In Reply to: Re: Rain Cap posted by jdmike on May 28, 2006 at 12:48:17:

Mike: Rain caps are truly yesterday's technology. I read your post yesterday, remembered the new mufler I put on my Farmall 140 last year was some what different from earlier Farmall muflers. I looked yesterday and there are two baffles that would deflect water to the outer walls of mufler. The perferations on the inner pipe don't go all the way to the bottom, thus water deflected to the outer wall would be traped in the bottom of the mufler. My guess is it would perhaps hold a couple of cups of water. Soon as one fired the tractor up that would evaporate with an hour.

And your also right on rain caps, over the years I've seen tractors with rain caps blow just as much black wet soot as the tractor not even covered in an overnight situation. Long term would be a different story.

If one measures the size of a stack, times the inches of rain fall, the volume of water over night will be quite small as long as water hasn't been deflected artificially. Tractors out in the open as long as the exhaust is tight will never get enough water to hurt anything even with stack uncovered over night.

I remember once my Farmall 300 and 560 sat for two days in an open field, in a 9" rainfall. 560 had a rain cap, 300 stack was not covered at all. They both fired right up, and both blew about the same amount of black wet soot.

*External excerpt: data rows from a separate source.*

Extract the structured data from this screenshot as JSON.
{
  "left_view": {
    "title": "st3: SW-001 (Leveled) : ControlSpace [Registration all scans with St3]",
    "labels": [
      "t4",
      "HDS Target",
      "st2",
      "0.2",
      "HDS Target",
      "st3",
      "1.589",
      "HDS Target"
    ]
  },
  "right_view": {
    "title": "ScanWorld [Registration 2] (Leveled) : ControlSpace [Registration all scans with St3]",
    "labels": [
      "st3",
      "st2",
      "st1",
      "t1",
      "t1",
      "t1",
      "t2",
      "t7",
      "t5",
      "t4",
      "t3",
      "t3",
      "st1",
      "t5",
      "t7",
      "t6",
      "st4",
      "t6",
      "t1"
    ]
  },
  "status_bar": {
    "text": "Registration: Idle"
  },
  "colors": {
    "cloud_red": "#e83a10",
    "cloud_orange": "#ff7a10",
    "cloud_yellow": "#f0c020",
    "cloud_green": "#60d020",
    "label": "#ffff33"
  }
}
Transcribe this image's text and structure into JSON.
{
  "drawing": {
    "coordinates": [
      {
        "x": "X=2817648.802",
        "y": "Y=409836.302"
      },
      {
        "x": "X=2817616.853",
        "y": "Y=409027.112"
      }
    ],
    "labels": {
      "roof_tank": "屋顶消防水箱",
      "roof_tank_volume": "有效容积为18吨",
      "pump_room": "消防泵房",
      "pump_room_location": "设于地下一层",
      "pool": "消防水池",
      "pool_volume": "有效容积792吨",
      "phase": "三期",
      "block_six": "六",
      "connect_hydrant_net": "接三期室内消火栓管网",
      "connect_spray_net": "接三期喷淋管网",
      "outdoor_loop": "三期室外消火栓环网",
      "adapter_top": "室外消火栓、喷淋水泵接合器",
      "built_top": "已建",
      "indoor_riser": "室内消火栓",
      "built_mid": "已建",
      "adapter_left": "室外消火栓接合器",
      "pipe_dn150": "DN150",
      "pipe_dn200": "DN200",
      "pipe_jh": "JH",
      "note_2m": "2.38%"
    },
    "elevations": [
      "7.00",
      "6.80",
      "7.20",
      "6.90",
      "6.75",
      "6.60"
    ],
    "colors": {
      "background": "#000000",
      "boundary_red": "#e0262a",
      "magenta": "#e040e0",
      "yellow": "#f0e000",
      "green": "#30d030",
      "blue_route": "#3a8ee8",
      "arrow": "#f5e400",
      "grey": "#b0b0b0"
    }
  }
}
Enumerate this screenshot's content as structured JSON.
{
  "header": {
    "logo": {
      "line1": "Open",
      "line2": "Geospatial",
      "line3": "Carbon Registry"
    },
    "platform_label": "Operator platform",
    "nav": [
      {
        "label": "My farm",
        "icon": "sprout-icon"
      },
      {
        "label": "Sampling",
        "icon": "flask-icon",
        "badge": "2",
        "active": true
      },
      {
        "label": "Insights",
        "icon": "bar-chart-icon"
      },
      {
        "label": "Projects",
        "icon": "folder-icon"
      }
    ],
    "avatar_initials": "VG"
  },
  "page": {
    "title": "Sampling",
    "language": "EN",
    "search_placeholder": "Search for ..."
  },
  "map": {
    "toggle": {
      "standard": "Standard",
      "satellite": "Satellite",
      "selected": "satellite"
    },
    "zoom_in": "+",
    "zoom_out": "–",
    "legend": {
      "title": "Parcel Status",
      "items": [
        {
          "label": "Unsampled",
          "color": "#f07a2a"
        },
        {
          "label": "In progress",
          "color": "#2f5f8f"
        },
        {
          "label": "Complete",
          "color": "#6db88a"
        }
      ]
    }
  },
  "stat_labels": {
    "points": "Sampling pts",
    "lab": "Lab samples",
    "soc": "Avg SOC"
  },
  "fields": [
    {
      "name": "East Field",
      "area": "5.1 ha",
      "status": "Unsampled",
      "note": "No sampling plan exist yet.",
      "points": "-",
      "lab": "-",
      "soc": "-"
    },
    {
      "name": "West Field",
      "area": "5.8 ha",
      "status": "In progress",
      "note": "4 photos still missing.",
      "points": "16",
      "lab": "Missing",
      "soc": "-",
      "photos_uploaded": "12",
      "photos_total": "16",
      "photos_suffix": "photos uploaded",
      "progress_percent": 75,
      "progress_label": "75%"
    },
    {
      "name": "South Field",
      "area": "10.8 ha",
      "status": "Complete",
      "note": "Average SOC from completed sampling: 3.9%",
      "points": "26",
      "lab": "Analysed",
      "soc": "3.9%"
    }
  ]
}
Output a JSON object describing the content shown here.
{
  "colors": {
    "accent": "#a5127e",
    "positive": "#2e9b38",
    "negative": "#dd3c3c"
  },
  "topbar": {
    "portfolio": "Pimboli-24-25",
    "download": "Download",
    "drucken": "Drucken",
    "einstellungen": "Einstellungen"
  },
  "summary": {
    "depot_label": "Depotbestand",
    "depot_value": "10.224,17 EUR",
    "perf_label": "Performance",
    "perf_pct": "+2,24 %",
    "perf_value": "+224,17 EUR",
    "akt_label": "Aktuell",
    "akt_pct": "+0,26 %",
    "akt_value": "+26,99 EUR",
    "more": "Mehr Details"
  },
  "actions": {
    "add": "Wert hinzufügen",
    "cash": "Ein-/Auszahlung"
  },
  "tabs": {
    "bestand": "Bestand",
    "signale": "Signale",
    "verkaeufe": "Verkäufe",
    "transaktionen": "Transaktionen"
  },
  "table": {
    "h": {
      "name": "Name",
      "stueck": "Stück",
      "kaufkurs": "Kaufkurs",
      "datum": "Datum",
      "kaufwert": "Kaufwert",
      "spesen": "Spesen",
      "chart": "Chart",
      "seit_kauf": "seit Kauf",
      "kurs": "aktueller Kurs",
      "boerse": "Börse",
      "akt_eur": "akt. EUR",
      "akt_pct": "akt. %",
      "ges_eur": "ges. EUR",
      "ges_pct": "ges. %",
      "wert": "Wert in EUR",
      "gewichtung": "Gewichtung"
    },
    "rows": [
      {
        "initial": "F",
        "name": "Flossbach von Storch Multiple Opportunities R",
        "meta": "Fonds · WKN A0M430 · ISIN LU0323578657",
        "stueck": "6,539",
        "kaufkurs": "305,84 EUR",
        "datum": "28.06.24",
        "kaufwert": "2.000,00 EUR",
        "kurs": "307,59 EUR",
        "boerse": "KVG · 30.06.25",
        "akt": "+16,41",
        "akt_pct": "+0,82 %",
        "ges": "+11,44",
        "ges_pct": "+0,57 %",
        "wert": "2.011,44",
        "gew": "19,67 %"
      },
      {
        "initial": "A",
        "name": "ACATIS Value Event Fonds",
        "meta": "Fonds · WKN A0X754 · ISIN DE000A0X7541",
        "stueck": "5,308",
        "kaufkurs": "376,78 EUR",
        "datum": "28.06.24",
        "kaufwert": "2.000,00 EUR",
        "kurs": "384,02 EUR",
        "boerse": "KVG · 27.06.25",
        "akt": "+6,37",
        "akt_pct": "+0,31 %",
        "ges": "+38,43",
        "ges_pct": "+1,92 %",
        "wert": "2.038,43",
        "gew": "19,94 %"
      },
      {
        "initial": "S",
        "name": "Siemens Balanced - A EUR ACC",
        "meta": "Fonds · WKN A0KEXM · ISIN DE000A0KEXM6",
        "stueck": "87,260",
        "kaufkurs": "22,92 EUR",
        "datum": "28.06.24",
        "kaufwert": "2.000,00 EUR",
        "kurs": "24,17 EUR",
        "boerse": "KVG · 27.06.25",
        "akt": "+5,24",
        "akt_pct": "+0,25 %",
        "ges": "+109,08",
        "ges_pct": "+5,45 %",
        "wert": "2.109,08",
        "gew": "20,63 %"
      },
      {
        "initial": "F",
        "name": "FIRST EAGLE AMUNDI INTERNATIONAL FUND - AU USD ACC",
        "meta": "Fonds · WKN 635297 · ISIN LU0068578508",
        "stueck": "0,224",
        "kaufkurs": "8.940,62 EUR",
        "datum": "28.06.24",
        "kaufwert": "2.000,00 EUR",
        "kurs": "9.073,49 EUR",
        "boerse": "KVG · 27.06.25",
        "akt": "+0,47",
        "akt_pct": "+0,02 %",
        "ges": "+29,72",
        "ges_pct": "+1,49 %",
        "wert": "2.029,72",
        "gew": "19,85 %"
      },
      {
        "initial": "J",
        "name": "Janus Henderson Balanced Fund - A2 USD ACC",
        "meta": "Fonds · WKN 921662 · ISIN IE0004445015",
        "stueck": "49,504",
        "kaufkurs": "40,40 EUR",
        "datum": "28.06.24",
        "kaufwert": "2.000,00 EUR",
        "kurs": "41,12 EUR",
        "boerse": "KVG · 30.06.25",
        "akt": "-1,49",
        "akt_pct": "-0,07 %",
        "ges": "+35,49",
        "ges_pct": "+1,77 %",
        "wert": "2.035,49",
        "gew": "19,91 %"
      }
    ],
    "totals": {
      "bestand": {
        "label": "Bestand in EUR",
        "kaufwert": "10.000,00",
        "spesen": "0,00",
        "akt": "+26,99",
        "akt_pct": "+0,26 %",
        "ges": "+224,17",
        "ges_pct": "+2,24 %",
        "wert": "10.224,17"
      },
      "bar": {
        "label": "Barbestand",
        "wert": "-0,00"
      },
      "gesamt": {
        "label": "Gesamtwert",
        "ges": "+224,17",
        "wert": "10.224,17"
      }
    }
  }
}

I don't know what some folks use when they talk about heavy rain caps. I remember an old guy with a D7, used to do custom bulldozing in our area. He used to put a brick on top of the rain cap. He had more dings on the hood of that old D7 from the brick falling off. I never could figure why he didn't just throw the rain cap away and carry a can that fit snugly over the stack. I guess the brick stayed on the operators platform, better than the can during the bulldozing hours.

I guess most folks that like rain caps like the rattle at idle speed. At least I've seen guys adjusting their throttle to get the rattle just right before dismounting from the tractor.